Average Based Technical Indicators: These are the most popular technical indicators among the traders and include the different moving averages. The number of data points used in calculating the average is based on the time frame. The problem with this indicator is that it is a trailing indicator. It cannot anticipate. It can only report on the historical moves. Since an average based indicator is only a trailing indicator, it should always be used with caution.

Fibonacci Based Technical Indicators: Fibonacci based Technical Indicators are truly leading indicators and can effectively anticipate future price movements. Experienced traders heavily depend on these indicators as it helps them to anticipate other trader’s intentions.
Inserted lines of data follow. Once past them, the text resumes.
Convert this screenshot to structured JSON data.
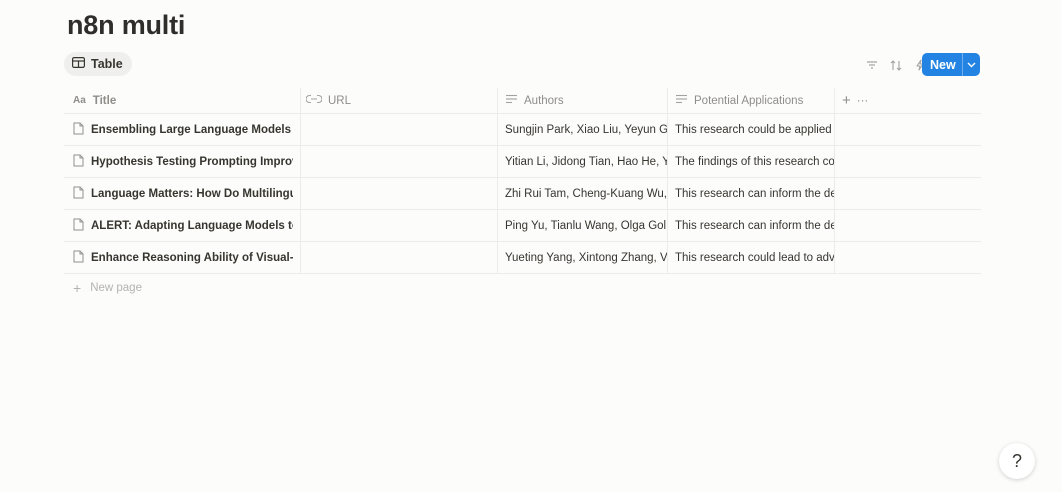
{
  "page": {
    "title": "n8n multi"
  },
  "view": {
    "tab_label": "Table"
  },
  "toolbar": {
    "icons": [
      "filter-icon",
      "sort-icon",
      "automation-icon",
      "search-icon",
      "settings-icon"
    ],
    "new_label": "New"
  },
  "columns": {
    "title": {
      "icon": "Aa",
      "label": "Title"
    },
    "url": {
      "label": "URL"
    },
    "authors": {
      "label": "Authors"
    },
    "apps": {
      "label": "Potential Applications"
    },
    "add": "+",
    "more": "···"
  },
  "rows": [
    {
      "title": "Ensembling Large Language Models wi",
      "url": "",
      "authors": "Sungjin Park, Xiao Liu, Yeyun Go",
      "apps": "This research could be applied"
    },
    {
      "title": "Hypothesis Testing Prompting Improve",
      "url": "",
      "authors": "Yitian Li, Jidong Tian, Hao He, Y",
      "apps": "The findings of this research co"
    },
    {
      "title": "Language Matters: How Do Multilingua",
      "url": "",
      "authors": "Zhi Rui Tam, Cheng-Kuang Wu,",
      "apps": "This research can inform the de"
    },
    {
      "title": "ALERT: Adapting Language Models to F",
      "url": "",
      "authors": "Ping Yu, Tianlu Wang, Olga Gol",
      "apps": "This research can inform the de"
    },
    {
      "title": "Enhance Reasoning Ability of Visual-La",
      "url": "",
      "authors": "Yueting Yang, Xintong Zhang, V",
      "apps": "This research could lead to adv"
    }
  ],
  "footer": {
    "new_page_plus": "+",
    "new_page_label": "New page"
  },
  "help": {
    "glyph": "?"
  },
  "colors": {
    "accent": "#2383e2",
    "text": "#37352f",
    "muted": "#8e8d89"
  }
}
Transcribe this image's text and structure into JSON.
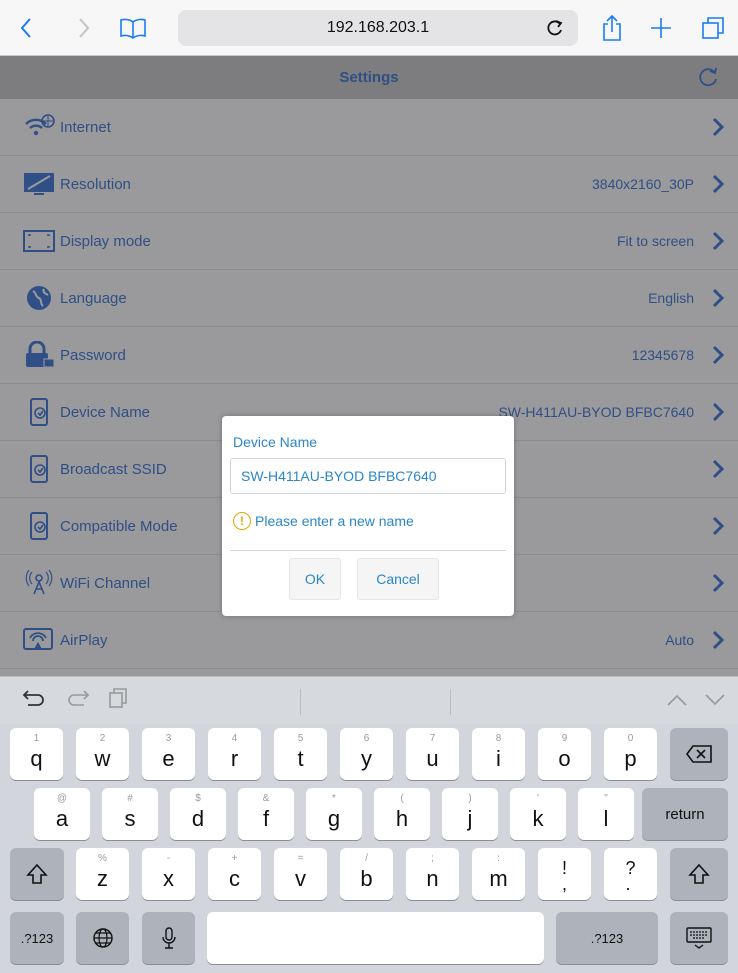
{
  "browser": {
    "url": "192.168.203.1",
    "reload_icon": "reload-icon",
    "nav_back": "back-chevron-icon",
    "nav_forward": "forward-chevron-icon",
    "bookmarks": "book-icon",
    "share": "share-icon",
    "add": "plus-icon",
    "tabs": "tabs-icon"
  },
  "settings": {
    "title": "Settings",
    "rows": [
      {
        "label": "Internet",
        "value": "",
        "icon": "wifi-globe-icon"
      },
      {
        "label": "Resolution",
        "value": "3840x2160_30P",
        "icon": "monitor-icon"
      },
      {
        "label": "Display mode",
        "value": "Fit to screen",
        "icon": "fit-screen-icon"
      },
      {
        "label": "Language",
        "value": "English",
        "icon": "globe-icon"
      },
      {
        "label": "Password",
        "value": "12345678",
        "icon": "lock-icon"
      },
      {
        "label": "Device Name",
        "value": "SW-H411AU-BYOD BFBC7640",
        "icon": "device-icon"
      },
      {
        "label": "Broadcast SSID",
        "value": "",
        "icon": "device-icon"
      },
      {
        "label": "Compatible Mode",
        "value": "",
        "icon": "device-icon"
      },
      {
        "label": "WiFi Channel",
        "value": "",
        "icon": "wifi-person-icon"
      },
      {
        "label": "AirPlay",
        "value": "Auto",
        "icon": "airplay-icon"
      }
    ]
  },
  "dialog": {
    "title": "Device Name",
    "input_value": "SW-H411AU-BYOD BFBC7640",
    "warning": "Please enter a new name",
    "ok_label": "OK",
    "cancel_label": "Cancel",
    "warning_glyph": "!"
  },
  "keyboard": {
    "row1": [
      {
        "k": "q",
        "s": "1"
      },
      {
        "k": "w",
        "s": "2"
      },
      {
        "k": "e",
        "s": "3"
      },
      {
        "k": "r",
        "s": "4"
      },
      {
        "k": "t",
        "s": "5"
      },
      {
        "k": "y",
        "s": "6"
      },
      {
        "k": "u",
        "s": "7"
      },
      {
        "k": "i",
        "s": "8"
      },
      {
        "k": "o",
        "s": "9"
      },
      {
        "k": "p",
        "s": "0"
      }
    ],
    "row2": [
      {
        "k": "a",
        "s": "@"
      },
      {
        "k": "s",
        "s": "#"
      },
      {
        "k": "d",
        "s": "$"
      },
      {
        "k": "f",
        "s": "&"
      },
      {
        "k": "g",
        "s": "*"
      },
      {
        "k": "h",
        "s": "("
      },
      {
        "k": "j",
        "s": ")"
      },
      {
        "k": "k",
        "s": "'"
      },
      {
        "k": "l",
        "s": "\""
      }
    ],
    "row3": [
      {
        "k": "z",
        "s": "%"
      },
      {
        "k": "x",
        "s": "-"
      },
      {
        "k": "c",
        "s": "+"
      },
      {
        "k": "v",
        "s": "="
      },
      {
        "k": "b",
        "s": "/"
      },
      {
        "k": "n",
        "s": ";"
      },
      {
        "k": "m",
        "s": ":"
      },
      {
        "k": "!\n,",
        "s": ""
      },
      {
        "k": "?\n.",
        "s": ""
      }
    ],
    "return_label": "return",
    "numbers_label": ".?123",
    "numbers_label_right": ".?123"
  }
}
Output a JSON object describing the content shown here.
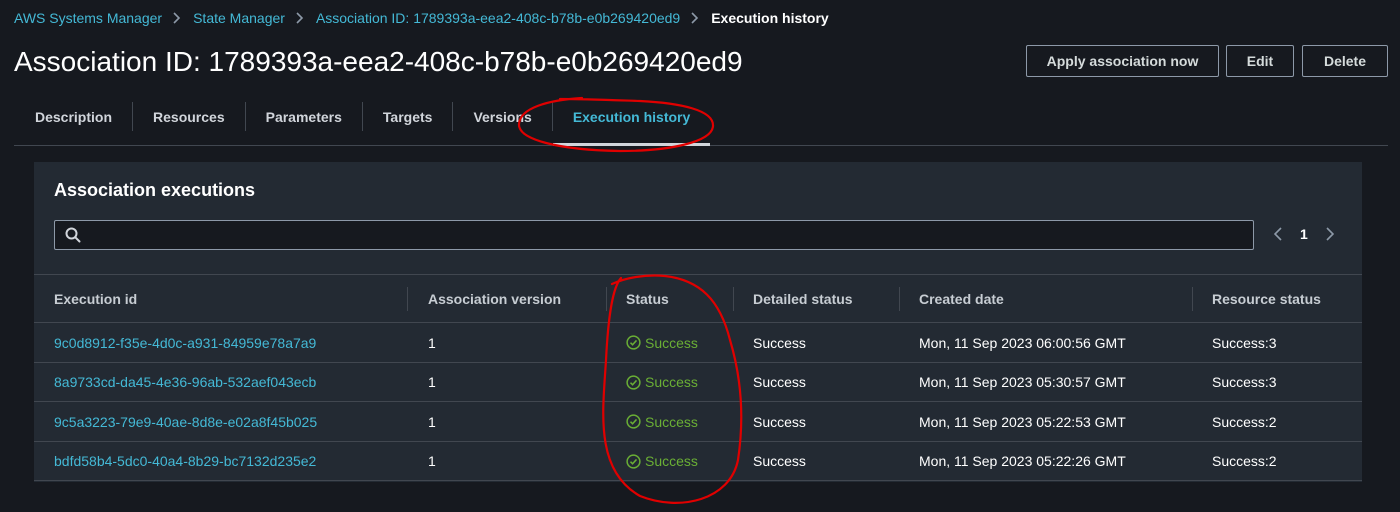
{
  "breadcrumb": {
    "items": [
      "AWS Systems Manager",
      "State Manager",
      "Association ID: 1789393a-eea2-408c-b78b-e0b269420ed9"
    ],
    "current": "Execution history"
  },
  "page": {
    "title": "Association ID: 1789393a-eea2-408c-b78b-e0b269420ed9",
    "actions": {
      "apply": "Apply association now",
      "edit": "Edit",
      "delete": "Delete"
    }
  },
  "tabs": [
    "Description",
    "Resources",
    "Parameters",
    "Targets",
    "Versions",
    "Execution history"
  ],
  "active_tab": "Execution history",
  "executions": {
    "title": "Association executions",
    "search_placeholder": "",
    "page": "1",
    "columns": [
      "Execution id",
      "Association version",
      "Status",
      "Detailed status",
      "Created date",
      "Resource status"
    ],
    "rows": [
      {
        "id": "9c0d8912-f35e-4d0c-a931-84959e78a7a9",
        "version": "1",
        "status": "Success",
        "detailed": "Success",
        "created": "Mon, 11 Sep 2023 06:00:56 GMT",
        "resource": "Success:3"
      },
      {
        "id": "8a9733cd-da45-4e36-96ab-532aef043ecb",
        "version": "1",
        "status": "Success",
        "detailed": "Success",
        "created": "Mon, 11 Sep 2023 05:30:57 GMT",
        "resource": "Success:3"
      },
      {
        "id": "9c5a3223-79e9-40ae-8d8e-e02a8f45b025",
        "version": "1",
        "status": "Success",
        "detailed": "Success",
        "created": "Mon, 11 Sep 2023 05:22:53 GMT",
        "resource": "Success:2"
      },
      {
        "id": "bdfd58b4-5dc0-40a4-8b29-bc7132d235e2",
        "version": "1",
        "status": "Success",
        "detailed": "Success",
        "created": "Mon, 11 Sep 2023 05:22:26 GMT",
        "resource": "Success:2"
      }
    ]
  },
  "colors": {
    "link": "#44b9d6",
    "success": "#6aaf35",
    "annotation": "#e00000",
    "background": "#16191f",
    "panel": "#232a33"
  }
}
Market are overbought or oversold due to humans trying to trade their emotions. However, most traders use Fibonacci indicators as tools in conjunction with other indicators.

Trend Based Indicators: You can draw a simple trend line by connecting the high highs or the low lows. This is one form of a simple technical indicator. However, constructing a trend wall can be a much superior indicator as compared to the trend lines.

ABCD Parallelogram Indicators: These indicators are closely connected with the Fibonacci Indicators. It is based on the concept that every surge will be followed by a retracement of the same level.

Divergence Indicators; Divergence indicators like the MACD ( Moving Average Convergence Divergence) Indicator are highly popular with the traders.

Learning technical analysis and mastering these technical indicators are must for you if you want the edge that can make you a winning trader! Without learning technical analysis, you should forget about trading!